Location: 33.268887, -108.259407
As the canyon walls rise on both sides of the trail, the dry canyon yields to moister moss covered walls and hints of trickling water. The trail enters a narrow slot with steep canyon walls on both sides.
Location: 33.271919, -108.259642
This route turns right at the trail junction in the Middle Fork Gila River canyon. You’ll cross the river several times as you descend the eastern section of canyon’s most dramatic stretch–also prone to flash floods. Check with rangers about area forecasts before completing this route. The left-leading trail heads toward the Jordan Hot Springs which stay at a balmy 94 degrees.
Location: 33.273813, -108.25222
Near mile 6.4 the trail squeezes between towering walls and exits the narrow slot canyon. Though the dangers of flash floods are reduced, high water can still make it dangerous to cross the river–which you’ll do several times per mile.
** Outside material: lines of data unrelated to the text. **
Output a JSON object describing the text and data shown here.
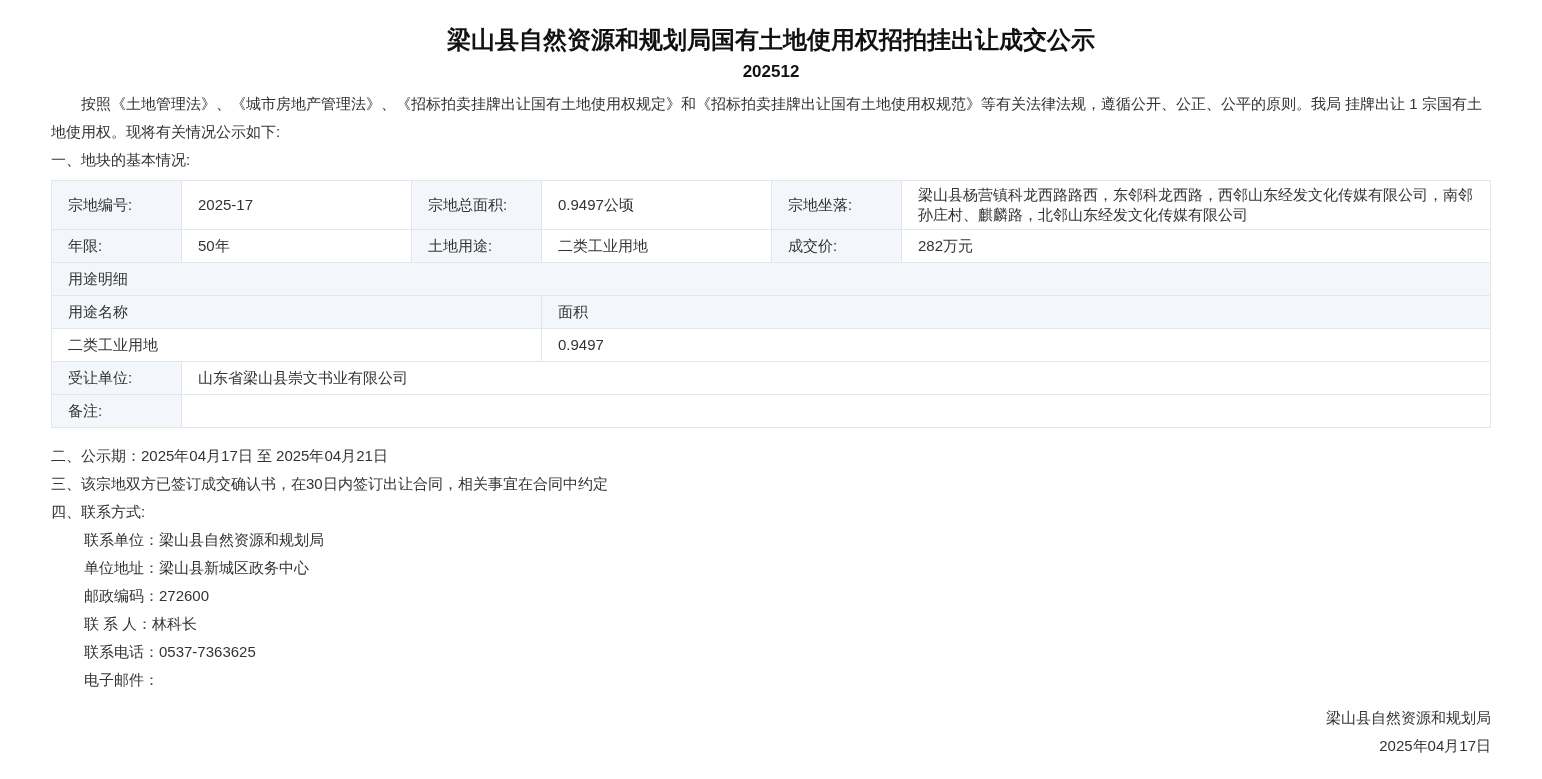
{
  "title": "梁山县自然资源和规划局国有土地使用权招拍挂出让成交公示",
  "subtitle": "202512",
  "intro": "按照《土地管理法》、《城市房地产管理法》、《招标拍卖挂牌出让国有土地使用权规定》和《招标拍卖挂牌出让国有土地使用权规范》等有关法律法规，遵循公开、公正、公平的原则。我局 挂牌出让 1 宗国有土地使用权。现将有关情况公示如下:",
  "section_1_heading": "一、地块的基本情况:",
  "land_table": {
    "basic_rows": [
      [
        {
          "label": "宗地编号:",
          "value": "2025-17"
        },
        {
          "label": "宗地总面积:",
          "value": "0.9497公顷"
        },
        {
          "label": "宗地坐落:",
          "value": "梁山县杨营镇科龙西路路西，东邻科龙西路，西邻山东经发文化传媒有限公司，南邻孙庄村、麒麟路，北邻山东经发文化传媒有限公司"
        }
      ],
      [
        {
          "label": "年限:",
          "value": "50年"
        },
        {
          "label": "土地用途:",
          "value": "二类工业用地"
        },
        {
          "label": "成交价:",
          "value": "282万元"
        }
      ]
    ],
    "usage_section_title": "用途明细",
    "usage_columns": [
      "用途名称",
      "面积"
    ],
    "usage_rows": [
      [
        "二类工业用地",
        "0.9497"
      ]
    ],
    "transferee": {
      "label": "受让单位:",
      "value": "山东省梁山县崇文书业有限公司"
    },
    "remarks": {
      "label": "备注:"
    }
  },
  "notice_period": "二、公示期：2025年04月17日 至 2025年04月21日",
  "contract_note": "三、该宗地双方已签订成交确认书，在30日内签订出让合同，相关事宜在合同中约定",
  "contact_heading": "四、联系方式:",
  "contacts": [
    "联系单位：梁山县自然资源和规划局",
    "单位地址：梁山县新城区政务中心",
    "邮政编码：272600",
    "联 系 人：林科长",
    "联系电话：0537-7363625",
    "电子邮件："
  ],
  "footer": {
    "issuer": "梁山县自然资源和规划局",
    "date": "2025年04月17日"
  }
}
Location: 33.274504, -108.246871
Outside of the slot canyon, look for established campsites, far from the water, for your overnight. During high season, privacy can be hard to find. Follow LNT principles to lessen the high-traffic impact.
Location: 33.258535, -108.233294
The river continues to wear away at the soft, volcanic sediment and you’ll cross the water several times as you descend the widening canyon. Follow trail 157 toward the visitor center, but look up for views of carved cliffs and jagged rock formations that are common in this area of the Gila Cliff Dwellings caldera.
Location: 33.233447, -108.235416
Before emerging from the canyon, and less than 1 mile from the visitor center, the trail skirts the Lightfeather hot springs. The 130-degree water pulses from the hillside and drains toward a riverside pool. Consider stopping for a dip before the final 20 minute walk that exits the canyon and leads to the trailhead at loop-end.
Location: 33.225684, -108.241339
Read warnings and condition updates at the trailhead before starting your hike, and stop in the visitors center to ask rangers about current conditions.
Location: 33.225792, -108.251333
Approaching the corral near the road crossing over the West Fork.
Location: 33.226967, -108.251703
The trailhead itself is equipped with a pit toilet and parking for both day and overnight hikers.
Location: 33.23009, -108.252003
You’ll cross into the wilderness area near mile 1.5.
Location: 33.237665, -108.248602
Though the ridge tends to be dry, thunderstorms can occur. These clouds are rolling toward the Gila.
Little Bear Canyon
Location: 33.255466, -108.252325
Looking toward Little Bear Canyon from it’s terminus, near this route’s high point.
Location: 33.255269, -108.252733
A dry, dusty path leads into Little Bear Canyon.
Location: 33.259665, -108.253248
This open flat is a good spot for a break before heading into the canyon.
Location: 33.26939, -108.259428
Just before landing in the base of the Middle Fork canyon, Little Bear Canyon narrows and offers dramatic big-wall views.
Location: 33.270897, -108.259234
The narrowest segment of the trail, just before Little BEar empties into the larger Middle Gila.
Location: 33.271901, -108.259492
This sign announces your arrival at the Middle Fork Gila River.
Location: 33.273435, -108.252722
There are several very narrow and dramatic steeps alongside the trail.
Location: 33.264276, -108.234386
The changing vegetation is one of the highlights of this trip. Look for these ghostly white trees as you descend the Middle Fork.
Location: 33.24041, -108.231339
Follow this sign toward the Gila Visitor Center.
Location: 33.2398, -108.231168
This evidence of beaver activity is visible near the river, but 43 other mammalian species–coyotes, bears, deer and others–also make homes in the Gila.
Location: 33.233411, -108.235373
Lightfeather hot springs is less than a mile from the trailhead and it’s 130-degree water pulses from the ground once a minute. Watch for hot rocks, heated by geothermal activity, in the riverbed.
Location: 33.233555, -108.235588
The hot water flows into the river and hikers have created a network of inviting pools.
Location: 33.225684, -108.241414
Signs warn of a meningitis-causing amoeba found worldwide in hot springs. Heed it’s warnings and keep your head above water while enjoying the thermal pools.